By the time I figured out where Crazy Eddie was that handsome man had ladies plenty hanging off his Fu Manchu sideburns. There was One Eyed Tess, the gal that chopped off her husband's Willy when he tried to wake her up. I also spotted former meth addict and hooker Twicia, smiling like she had teeth instead of blackened stubbs. Even old Mrs. Lester was cooing and flirting with Crazy Eddie.

I just knew in my heart of hearts I had to take bold measures to capture the attention of my future boyfirend Eddie so I switched the CD to something lively, but I musta hit the wrong button because instead of "These Boots" the song that started blaring out was "Oh Mickey" just as I jumped up on the coffee table and started dancing the Watusi Wagon Wheel.

 I'd spent all week learnin' that dance by watching "Burlesque" all week and practicing..Old Missus Sue downstairs kept pounding on my floor and her ceiling telling me to knock off the noise.

The room grew silent as I started dancing that Watusia like my life depended on that shit. But... one of my heels broke and then the other one snapped. As I started to fall my girdle gave way with a mighty rubbery 'thwaaappp' sound, flew across the room and wapped Eddie right in the head. He passed out just as the coffee table gave way and I fell through.

Didn't get laid, the only thing I got for my troubles were laughed at and a trip to the ER to get splinters from the coffee table picked out of my shins and feet.

Less Large & In Charge

Sorry I've been so gone so long. I've been..uh... errr.. in the mental hospital.. eeek.... in prison... aruhhh.. living under a bush.... hmmm... travelin', that's right, traveling. Travelin' in the service of the state.. as an undercover picking up trash by the side of the road with a armed prison guard watching agent. I got to see how our interstate road works system and restrooms aren manned and washed and trash picked up..

One thing I can say 'bout travenlin around. Don't ever take some retardo kids Halloween candies.

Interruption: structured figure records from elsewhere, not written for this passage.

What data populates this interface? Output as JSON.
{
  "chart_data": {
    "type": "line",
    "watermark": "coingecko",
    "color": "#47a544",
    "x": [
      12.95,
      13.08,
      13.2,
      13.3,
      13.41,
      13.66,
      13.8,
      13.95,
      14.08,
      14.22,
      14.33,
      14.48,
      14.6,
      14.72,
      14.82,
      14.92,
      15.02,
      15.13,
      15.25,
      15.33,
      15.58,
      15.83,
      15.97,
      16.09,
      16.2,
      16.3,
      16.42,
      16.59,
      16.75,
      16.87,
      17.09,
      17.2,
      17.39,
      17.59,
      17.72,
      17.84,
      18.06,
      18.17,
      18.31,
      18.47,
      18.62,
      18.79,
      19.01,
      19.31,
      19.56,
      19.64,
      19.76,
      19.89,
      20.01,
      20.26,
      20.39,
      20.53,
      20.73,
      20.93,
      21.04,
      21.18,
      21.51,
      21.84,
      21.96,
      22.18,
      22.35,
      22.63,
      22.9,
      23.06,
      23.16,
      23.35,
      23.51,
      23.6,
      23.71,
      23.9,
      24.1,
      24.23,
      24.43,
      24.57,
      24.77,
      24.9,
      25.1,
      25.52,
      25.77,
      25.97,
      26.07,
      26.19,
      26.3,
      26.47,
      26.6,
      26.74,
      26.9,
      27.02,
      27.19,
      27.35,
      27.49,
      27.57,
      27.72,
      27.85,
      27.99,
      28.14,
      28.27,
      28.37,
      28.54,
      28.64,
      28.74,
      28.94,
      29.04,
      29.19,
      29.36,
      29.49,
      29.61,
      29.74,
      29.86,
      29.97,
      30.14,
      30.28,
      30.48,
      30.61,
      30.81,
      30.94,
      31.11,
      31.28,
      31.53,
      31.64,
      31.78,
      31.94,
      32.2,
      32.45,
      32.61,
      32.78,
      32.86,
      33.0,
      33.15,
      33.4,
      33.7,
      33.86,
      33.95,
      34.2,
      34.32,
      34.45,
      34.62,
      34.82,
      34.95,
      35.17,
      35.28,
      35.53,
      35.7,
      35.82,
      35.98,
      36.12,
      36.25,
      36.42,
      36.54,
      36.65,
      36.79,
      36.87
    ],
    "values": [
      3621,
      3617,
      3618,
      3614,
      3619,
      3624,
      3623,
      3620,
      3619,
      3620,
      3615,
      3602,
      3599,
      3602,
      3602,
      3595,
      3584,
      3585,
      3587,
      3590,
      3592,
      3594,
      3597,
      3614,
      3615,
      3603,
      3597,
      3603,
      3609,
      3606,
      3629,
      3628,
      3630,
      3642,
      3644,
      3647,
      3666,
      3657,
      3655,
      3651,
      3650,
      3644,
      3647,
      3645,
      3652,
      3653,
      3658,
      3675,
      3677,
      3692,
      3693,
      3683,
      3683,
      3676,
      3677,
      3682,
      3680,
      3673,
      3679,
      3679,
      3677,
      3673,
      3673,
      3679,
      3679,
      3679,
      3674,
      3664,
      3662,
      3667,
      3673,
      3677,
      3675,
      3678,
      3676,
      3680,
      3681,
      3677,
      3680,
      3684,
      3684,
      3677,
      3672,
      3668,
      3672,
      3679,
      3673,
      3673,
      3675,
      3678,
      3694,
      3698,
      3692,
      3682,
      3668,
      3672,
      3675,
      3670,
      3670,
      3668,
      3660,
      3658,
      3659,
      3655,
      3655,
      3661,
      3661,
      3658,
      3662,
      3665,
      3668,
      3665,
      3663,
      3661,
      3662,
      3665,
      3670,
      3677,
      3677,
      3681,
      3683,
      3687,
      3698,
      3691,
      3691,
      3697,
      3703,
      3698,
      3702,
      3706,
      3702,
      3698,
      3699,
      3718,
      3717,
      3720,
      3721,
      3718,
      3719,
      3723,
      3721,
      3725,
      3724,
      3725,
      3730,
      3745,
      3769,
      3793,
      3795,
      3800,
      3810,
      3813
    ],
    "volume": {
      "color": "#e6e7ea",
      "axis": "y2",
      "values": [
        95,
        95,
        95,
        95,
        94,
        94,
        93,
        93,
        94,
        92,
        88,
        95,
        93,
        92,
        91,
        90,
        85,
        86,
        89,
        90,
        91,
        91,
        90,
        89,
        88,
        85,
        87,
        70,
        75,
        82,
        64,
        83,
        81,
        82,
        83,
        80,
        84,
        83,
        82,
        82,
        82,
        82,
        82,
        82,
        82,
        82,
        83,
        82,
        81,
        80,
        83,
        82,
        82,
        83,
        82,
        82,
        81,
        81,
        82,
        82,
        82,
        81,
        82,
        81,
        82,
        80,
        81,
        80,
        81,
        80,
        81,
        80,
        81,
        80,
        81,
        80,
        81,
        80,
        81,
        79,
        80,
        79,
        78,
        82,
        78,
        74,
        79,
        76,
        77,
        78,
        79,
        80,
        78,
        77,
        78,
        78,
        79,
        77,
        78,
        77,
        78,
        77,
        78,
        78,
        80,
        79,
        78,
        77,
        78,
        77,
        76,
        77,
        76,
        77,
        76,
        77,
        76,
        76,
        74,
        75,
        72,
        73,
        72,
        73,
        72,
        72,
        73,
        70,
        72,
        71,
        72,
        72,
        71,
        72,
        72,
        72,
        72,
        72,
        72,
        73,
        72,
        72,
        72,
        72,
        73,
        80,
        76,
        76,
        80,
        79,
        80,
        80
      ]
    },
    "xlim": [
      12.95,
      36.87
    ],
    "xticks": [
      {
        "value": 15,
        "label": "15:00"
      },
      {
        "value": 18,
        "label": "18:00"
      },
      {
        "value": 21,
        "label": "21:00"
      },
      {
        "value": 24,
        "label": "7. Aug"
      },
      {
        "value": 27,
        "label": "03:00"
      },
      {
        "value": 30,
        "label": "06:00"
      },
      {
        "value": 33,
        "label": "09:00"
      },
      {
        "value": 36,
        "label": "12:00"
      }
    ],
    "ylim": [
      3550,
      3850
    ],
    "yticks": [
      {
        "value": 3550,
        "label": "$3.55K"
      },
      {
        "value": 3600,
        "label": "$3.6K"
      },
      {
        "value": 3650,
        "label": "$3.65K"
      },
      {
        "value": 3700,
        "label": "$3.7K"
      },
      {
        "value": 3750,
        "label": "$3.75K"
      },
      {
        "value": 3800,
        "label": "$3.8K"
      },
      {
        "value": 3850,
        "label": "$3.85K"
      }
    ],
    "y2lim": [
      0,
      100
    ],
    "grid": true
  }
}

During my traveils my apartment was leased out to someone else. But my social worker Meagan got me into another place. It's nicer in some ways, it's for elderly and disabled sex offenders/jailbirds. I have my own washer and dryzer right in my unit but it's smaller. Once we got my stuff outta storage we had to give some to Goodwill, lkike my king zied bed. I had to get a double sized to fit the bedroom. I went from a tousand square feet to only sevenn hundred fifty square feet.

During my service to the state I threw out my back mightly. So now I have as many Vicodin, Percocsts, Oxys, muscle relaxers, whatevers I need. No more uh, borrowing, them from others. Plus I don't have to do stupid stuff like work filing at Meagans office.

You'd think all this woulda made me gain weigh but no, I've lost seven pounds since the first of the year. If I keep loosing at this rate I'll be skeleton whore skinny in about 4 years.

And... I think I have a new boyfriend on the horizon. His name is Crazy Eddie. One of his eyes crosses but I think it gives him a look of dashing debonair daring handsome.. he's a pieanna tuner and says that he was railroaded. I guess that means he musta worked for Norfolk Southern at one time.